Karnataka’s first plasma donor, whose plasma will be administered to a COVID-19 patient, hopes to inspire others to come forward and help in the fight against the pandemic.
He contracted the virus in the end of March after travelling to Dubai.
What is plasma and what are platelets?
Plasma is the liquid portion of whole blood. It is composed largely of water and proteins, and it provides a medium for red blood cells, white blood cells and platelets to circulate through the body. Platelets, also called thrombocytes, are blood cells that cause blood clots and other necessary growth healing functions.
Platelet activation plays a key role in the body's natural healing process.
Facts about plasma
- Plasma is the largest part of your blood. It, makes up more than half (about 55%) of its overall content.
- When separated from the rest of the blood, plasma is a light yellow liquid. Plasma carries water, salts and enzymes.
- The main role of plasma is to take nutrients, hormones, and proteins to the parts of the body that need it.
- Cells also put their waste products into the plasma. The plasma then helps remove this waste from the body. Blood plasma also carries all parts of the blood through your circulatory system.
How does plasma keep you healthy?
- Plasma is a critical part of the treatment for many serious health problems. This is why there are blood drives asking people to donate blood plasma.
- Along with water, salt, and enzymes, plasma also contains important components. These include antibodies, clotting factors, and the proteins albumin and fibrinogen. When you donate blood, healthcare providers can separate these vital parts from your plasma. These parts can then be concentrated into various products. These products are then used as treatments that can help save the lives of people suffering from burns, shock, trauma, and other medical emergencies.
- The proteins and antibodies in plasma are also used in therapies for rare chronic conditions. These include autoimmune disorders and hemophilia. People with these conditions can live long and productive lives because of the treatments. In fact, some health organizations call plasma "the gift of life."

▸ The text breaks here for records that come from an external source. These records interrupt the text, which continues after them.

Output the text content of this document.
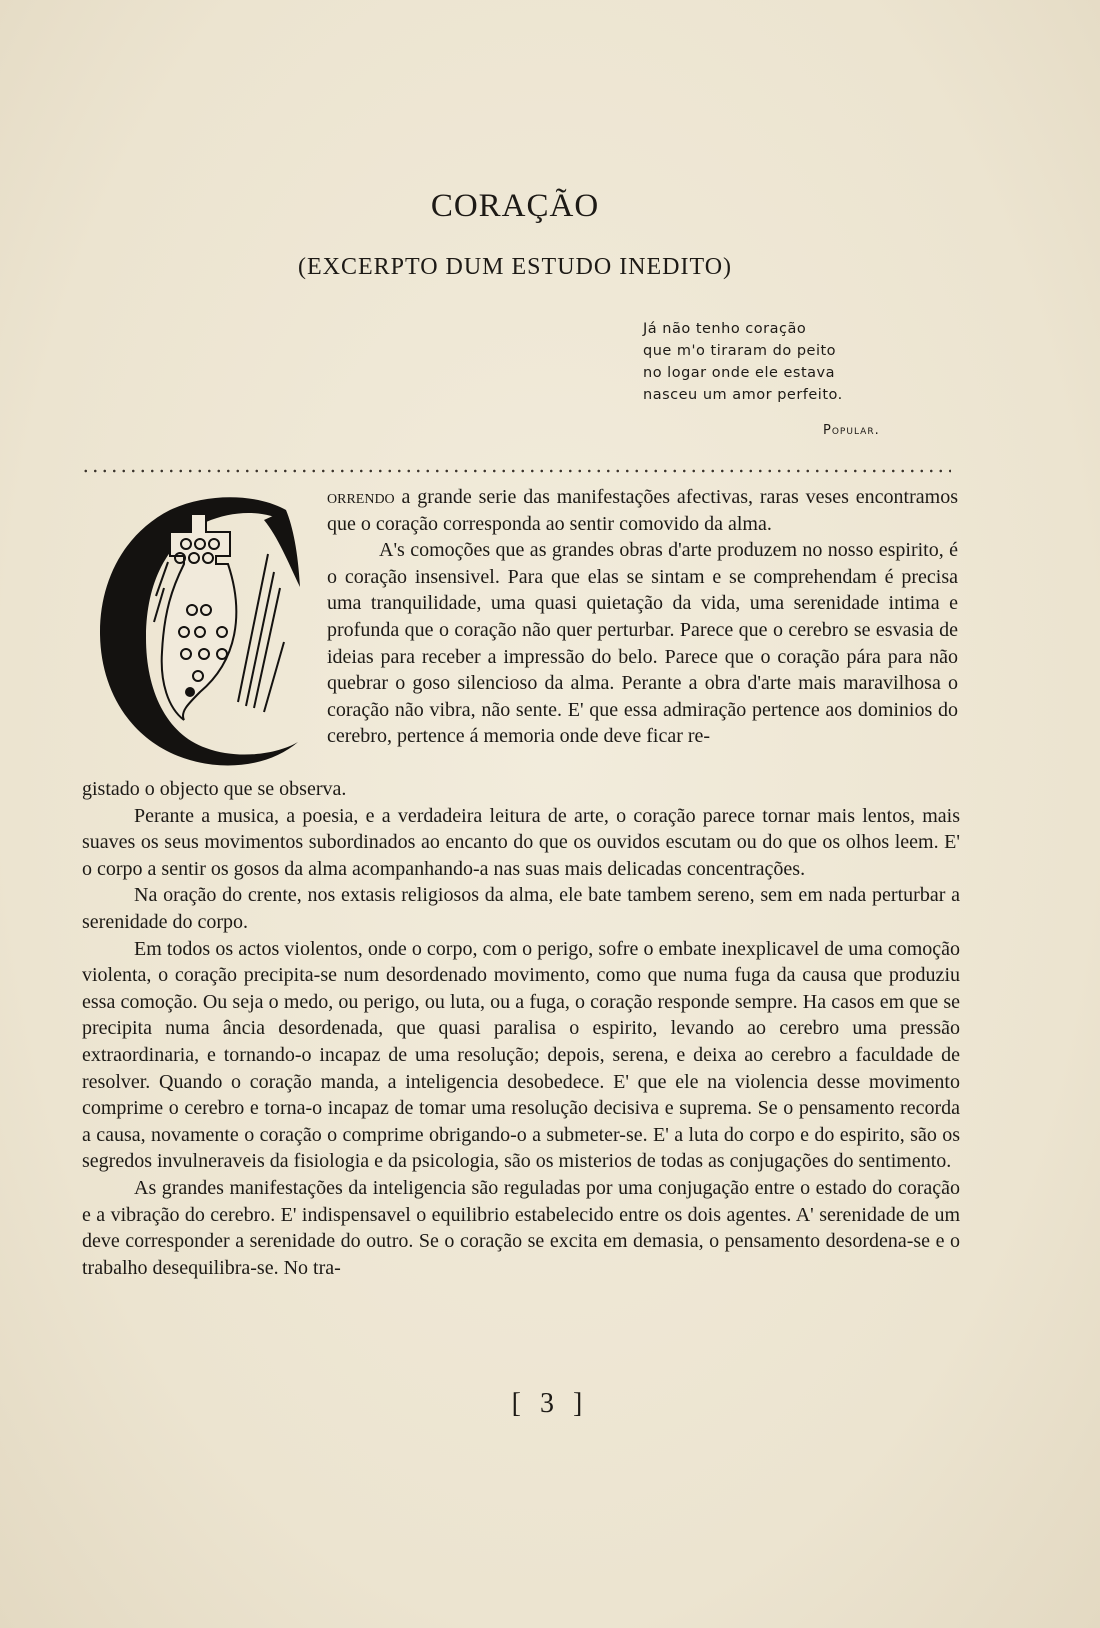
CORAÇÃO
(EXCERPTO DUM ESTUDO INEDITO)
Já não tenho coração
que m'o tiraram do peito
no logar onde ele estava
nasceu um amor perfeito.
Popular.

orrendo a grande serie das manifestações afectivas, raras veses encontramos que o coração corresponda ao sentir comovido da alma.

A's comoções que as grandes obras d'arte produzem no nosso espirito, é o coração insensivel. Para que elas se sintam e se comprehendam é precisa uma tranquilidade, uma quasi quietação da vida, uma serenidade intima e profunda que o coração não quer perturbar. Parece que o cerebro se esvasia de ideias para receber a impressão do belo. Parece que o coração pára para não quebrar o goso silencioso da alma. Perante a obra d'arte mais maravilhosa o coração não vibra, não sente. E' que essa admiração pertence aos dominios do cerebro, pertence á memoria onde deve ficar re-

gistado o objecto que se observa.

Perante a musica, a poesia, e a verdadeira leitura de arte, o coração parece tornar mais lentos, mais suaves os seus movimentos subordinados ao encanto do que os ouvidos escutam ou do que os olhos leem. E' o corpo a sentir os gosos da alma acompanhando-a nas suas mais delicadas concentrações.

Na oração do crente, nos extasis religiosos da alma, ele bate tambem sereno, sem em nada perturbar a serenidade do corpo.

Em todos os actos violentos, onde o corpo, com o perigo, sofre o embate inexplicavel de uma comoção violenta, o coração precipita-se num desordenado movimento, como que numa fuga da causa que produziu essa comoção. Ou seja o medo, ou perigo, ou luta, ou a fuga, o coração responde sempre. Ha casos em que se precipita numa ância desordenada, que quasi paralisa o espirito, levando ao cerebro uma pressão extraordinaria, e tornando-o incapaz de uma resolução; depois, serena, e deixa ao cerebro a faculdade de resolver. Quando o coração manda, a inteligencia desobedece. E' que ele na violencia desse movimento comprime o cerebro e torna-o incapaz de tomar uma resolução decisiva e suprema. Se o pensamento recorda a causa, novamente o coração o comprime obrigando-o a submeter-se. E' a luta do corpo e do espirito, são os segredos invulneraveis da fisiologia e da psicologia, são os misterios de todas as conjugações do sentimento.

As grandes manifestações da inteligencia são reguladas por uma conjugação entre o estado do coração e a vibração do cerebro. E' indispensavel o equilibrio estabelecido entre os dois agentes. A' serenidade de um deve corresponder a serenidade do outro. Se o coração se excita em demasia, o pensamento desordena-se e o trabalho desequilibra-se. No tra-

[ 3 ]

- If you want to donate plasma to help others in need, you will go through a screening process. This is to make sure your blood is healthy and safe. If you qualify as a plasma donor, you'll spend about an hour and a half at a clinic on every follow-up visit.
- During the actual blood donation process, your blood is drawn through a needle placed in a vein in one arm. A special machine separates the plasma and often the platelets from your blood sample. This process is called plasmapheresis. The remaining red blood cells and other blood components are then returned to your body, along with a little saline (salt) solution.
What is convalescent plasma? Is it a COVID-19 treatment?
- Researchers are testing the use of donated blood as a treatment for people with severe coronavirus disease 2019 (COVID-19).
- People who've recovered from COVID-19 have antibodies to the disease in their blood. Doctors call this convalescent plasma. Researchers hope that convalescent plasma can be given to people with severe COVID-19 to boost their ability to fight the virus.
- The U.S. Food and Drug Administration has outlined the requirements that individuals must meet to donate blood for this research. Before donated blood can be used, it must be tested for safety. It then goes through a process to separate out blood cells so that all that's left is plasma with antibodies.
- The immediate goal of this research is to determine if convalescent plasma can improve the chance of recovery for people with the most severe disease. A second goal is to test whether convalescent plasma can help keep people who are moderately sick from getting sicker.
- Such a treatment would be a boon for people at high risk — such as with underlying medical conditions, as well as family members and health care workers who have been exposed.
- In addition, learning more about the use of convalescent plasma now will help health care workers be better prepared if a second wave of disease occurs, as has happened with past viral outbreaks.